Страница 48 из 64
— Он, — она улыбается так мечтательно, будто говорит о юном любовнике. — Красавец, правда?
Это правда. Мальчик потрясающе хорош. А взгляд не такой отрешенно-туманный, как у многих музыкантов, а цепкий, хмурый — такого вокруг пальца не обведешь.
— Он далеко пойдет…
— Надеюсь, — отзывается Инна. — В Гнесинке учится. Хорошее образование не повредит.

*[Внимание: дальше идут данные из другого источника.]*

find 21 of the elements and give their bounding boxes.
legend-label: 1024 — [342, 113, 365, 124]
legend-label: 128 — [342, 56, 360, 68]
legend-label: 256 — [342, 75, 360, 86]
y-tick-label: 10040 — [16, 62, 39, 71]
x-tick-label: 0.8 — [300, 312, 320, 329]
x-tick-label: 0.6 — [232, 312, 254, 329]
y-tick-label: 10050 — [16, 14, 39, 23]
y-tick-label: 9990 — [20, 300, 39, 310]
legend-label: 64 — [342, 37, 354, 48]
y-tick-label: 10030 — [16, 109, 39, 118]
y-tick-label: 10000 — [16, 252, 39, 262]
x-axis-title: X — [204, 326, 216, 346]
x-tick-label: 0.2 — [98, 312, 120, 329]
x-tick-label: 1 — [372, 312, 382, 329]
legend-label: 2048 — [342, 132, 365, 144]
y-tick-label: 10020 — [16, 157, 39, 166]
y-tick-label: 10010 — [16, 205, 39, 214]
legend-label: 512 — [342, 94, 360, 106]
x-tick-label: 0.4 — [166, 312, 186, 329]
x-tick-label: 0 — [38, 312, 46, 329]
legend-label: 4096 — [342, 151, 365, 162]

— Значит, у тебя есть сын, — мой взгляд опять тянется к этому мальчику, неуловимо похожему на того маленького пианиста с пылающими щеками из моего детства.
Полянская смеется:
— Что ты! У меня их трое!
В первую секунду я даже не понимаю, о чем идет речь:
— Чего трое?
— Детей. Младших я, конечно, сюда не потащила, мужу пришлось с ними остаться. Еще один сын и дочь.
— Очуметь! — вырывается у меня. — Зачем тебе столько?
Улыбка еще подрагивает на ее полных губах, но теперь Инна смотрит на меня с состраданием, которого я не выношу:
— Не понимаешь?
— Нет! — отвечаю резко. — Как ты смогла столько сделать в литературе, и классно сделать, если у тебя дети вопили целыми сутками? Здесь что-то не сходится.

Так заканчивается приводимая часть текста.